Monday, February 27, 2017

Side-channel analysis

For many years cryptographers and industry implemented crypto algorithms on microcontrollers and ASICs simply by translating the algorithms into assembly or rtl language. Only thing that mattered was correct functionality of the design. However, in mid to late nineties some interesting attacks of cryptographic implementations were shown, that were able to completely break the security of it, reveal secret keys, while the underlying cryptographic algorithm remained mathematically unbroken. First, the timing attack was introduced. Namely the attacker was able discover information based on the time server took to respond to a query since this time depended on the secret key that was used. Most simple application of this is square and multiply algorithm used for RSA exponentiation. Namely, for every bit of the exponent square, or square and multiply operation is used. This will result in different execution times for different exponents.

Kocher et al. introduced new type of side-channel attack  by revealing that information obtained from the power measurements can be also used to extract secret values from devices such as smart cards. We start from assuming that the power signal consist of random noise and deterministic one dependent on the processed value $x$

$P = L(x) + R$

Random noise is modeled as a Gaussian distribution with zero mean, and deterministic key dependant value $L(x)$ is usually hamming weight or hamming distance of the value . Following on, we choose intermediate value to be targeted. Good target of the attack for symmetric designs is S-box output, since small hamming weight difference in the input of the sbox leads to not so small hamming weight difference in the output. In the original work it was simply a one bit value, that could be either one or zero. The simplest example is thus by using one output bit of the S-box, with the assumption that power consumption is different for one and zero value. For example, take one S-box operation of the first round of AES. It is calculated using equation below

$SO_i = S(pt_i \oplus key_i)$

Since we are unaware of what is the correct key value, we construct key guesses and calculate the targeted value, e.g. first bit of the S-box output. Now, for every key guess, we separate power traces into two groups, one that contains power traces for which the key guess produces target value one and other where target value is zero. Lastly, we compute the average of two groups, reducing the influence of the noise, and then we subtract these averages. If our key guess is wrong, difference of means will be negligible, since the power traces in two groups don’t correspond to correct values, and are thus uncorrelated. However, the correct key guess will have a noticeable spike in the point in time where first bit of S-box output is computed.

This very simple, yet very effective attack opened a new area of research.

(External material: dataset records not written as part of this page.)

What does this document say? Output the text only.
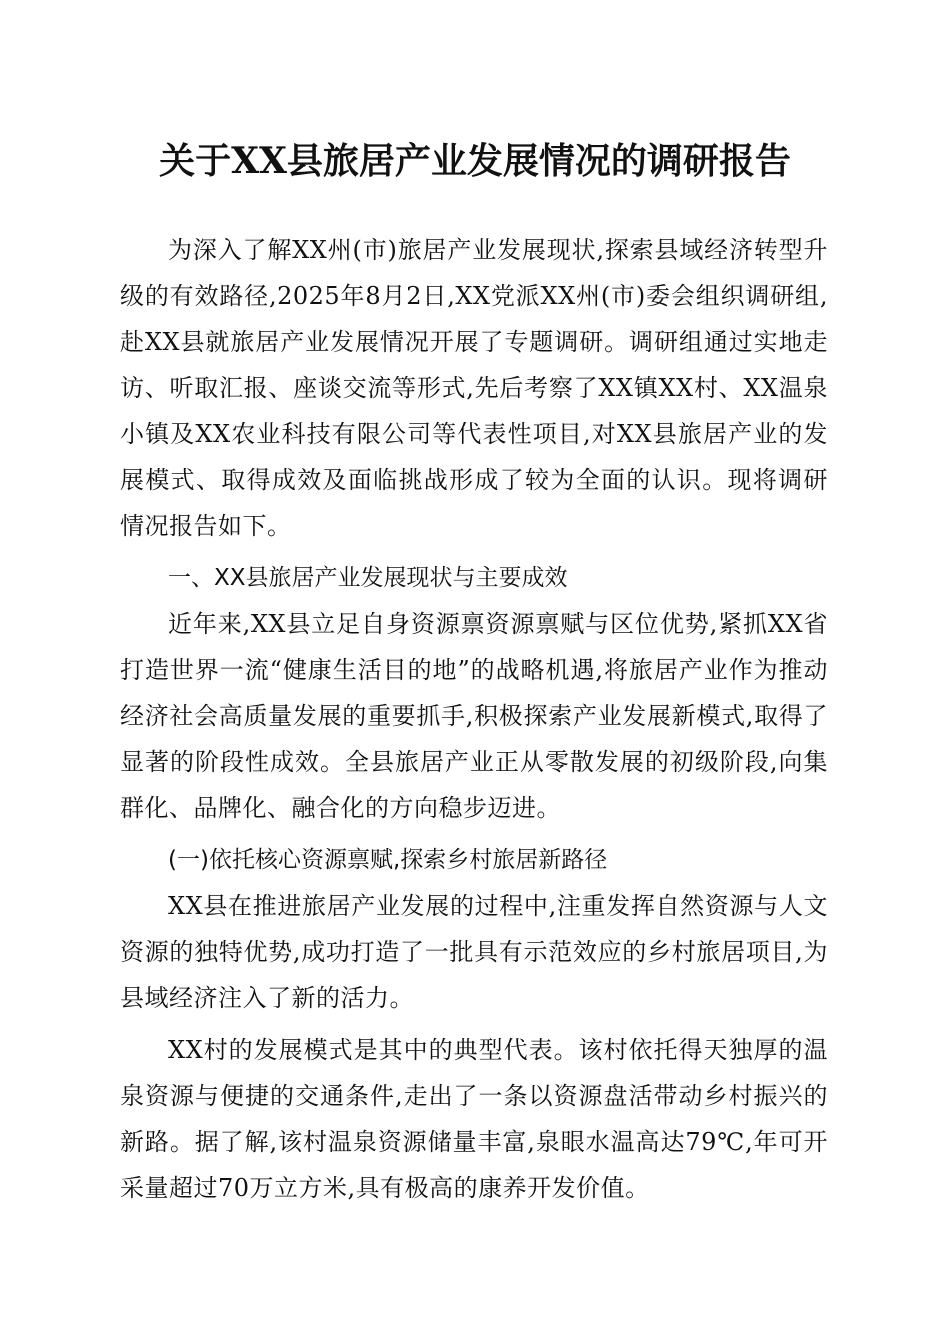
关于XX县旅居产业发展情况的调研报告

为深入了解XX州(市)旅居产业发展现状,探索县域经济转型升级的有效路径,2025年8月2日,XX党派XX州(市)委会组织调研组,赴XX县就旅居产业发展情况开展了专题调研。调研组通过实地走访、听取汇报、座谈交流等形式,先后考察了XX镇XX村、XX温泉小镇及XX农业科技有限公司等代表性项目,对XX县旅居产业的发展模式、取得成效及面临挑战形成了较为全面的认识。现将调研情况报告如下。

一、XX县旅居产业发展现状与主要成效

近年来,XX县立足自身资源禀资源禀赋与区位优势,紧抓XX省打造世界一流“健康生活目的地”的战略机遇,将旅居产业作为推动经济社会高质量发展的重要抓手,积极探索产业发展新模式,取得了显著的阶段性成效。全县旅居产业正从零散发展的初级阶段,向集群化、品牌化、融合化的方向稳步迈进。

(一)依托核心资源禀赋,探索乡村旅居新路径

XX县在推进旅居产业发展的过程中,注重发挥自然资源与人文资源的独特优势,成功打造了一批具有示范效应的乡村旅居项目,为县域经济注入了新的活力。

XX村的发展模式是其中的典型代表。该村依托得天独厚的温泉资源与便捷的交通条件,走出了一条以资源盘活带动乡村振兴的新路。据了解,该村温泉资源储量丰富,泉眼水温高达79℃,年可开采量超过70万立方米,具有极高的康养开发价值。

Soon, more elaborate attacks were devised, attacking bytes instead of bits using correlation. More advanced attacks include correlation with variance instead of the mean, or even higher statistical moments. These attacks are usually unpractical for orders higher than two, since the noise influence hardens the attacker’s possibility to retrieve the secret value. Profiling of the devices is sometimes performed in order to devise a more accurate model of the deterministic leakage functions. These attacks are known as template attacks. Designers also came up with various ways of trying to thwart these attacks, such as increasing the noise level by adding redundant circuitry or operations, and shuffling the execution operation. Other methods include secure logic design styles such as WDDL, where logical cells are designed to consume amount of power regardless of their output. Methods on the algorithmic level, e.g. Threshold Implementations, try to ensure no information leakage happens during the execution of the algorithm, regardless of the underlying leakage model of the design technology.

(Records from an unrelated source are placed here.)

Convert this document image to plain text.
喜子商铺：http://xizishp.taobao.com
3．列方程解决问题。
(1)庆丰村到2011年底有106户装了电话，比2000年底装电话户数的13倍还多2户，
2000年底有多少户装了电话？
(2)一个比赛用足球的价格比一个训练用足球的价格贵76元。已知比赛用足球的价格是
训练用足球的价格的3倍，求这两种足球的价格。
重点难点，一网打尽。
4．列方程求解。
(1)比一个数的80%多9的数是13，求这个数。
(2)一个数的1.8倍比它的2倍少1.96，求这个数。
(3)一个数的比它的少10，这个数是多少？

Since classical DPA and correlation analysis involve constructing guesses for all possible key bytes/nibbles, it can be very time consuming. This is where leakage tests became prominent. They tell if a set of randomly chosen traces can be distinguished for set of traces with fixed input value. It works in a very similar way to one bit DPA. 2 Sets of traces are obtained, one with random inputs and one with fixed inputs. Welsh t-test is used to measure if two sets can be distinguished from one another. If $\mu, \ s$, and $n$ are mean, variance and cardinality of a set, t values are calculated as follows

$t = \frac{\mu_0 - \mu_1}{\sqrt{\frac{s_0^2}{n_0} + \frac{s_1^2}{n_1}}}$

Approximating statistical degree of freedom with $n=n_0 + n_1$ we can with confidence 0.99999 claim that two sets are distinguishable for $t > 4.5$.  This type of leakage tests allows the designers to be more efficient since it reduces the testing time of the design. Downside of the approach is that leakage tests do not reveal how can the secret values be extracted, only that there is a possibility for an attacker to do so.

In best paper of CHES 2016: Differential Computation Analysis: Hiding Your White-Box Designs is Not Enough, side-channel analysis has been successfully used to break many white-box implementations. This time analysis has been performed on stack layout, instead of power traces, but the principle remained the same. Taking into account that white-box cryptography is currently being widely considered to be added to many software based designs, together with plethora of IoT devices that require protection, side-channel analysis importance will continue to be an important aspect of design process of cryptographic implementation. Thus, researchers will continue to work on improvement of leakage detection and key recovery methods to further reduce cost and time to market of new devices.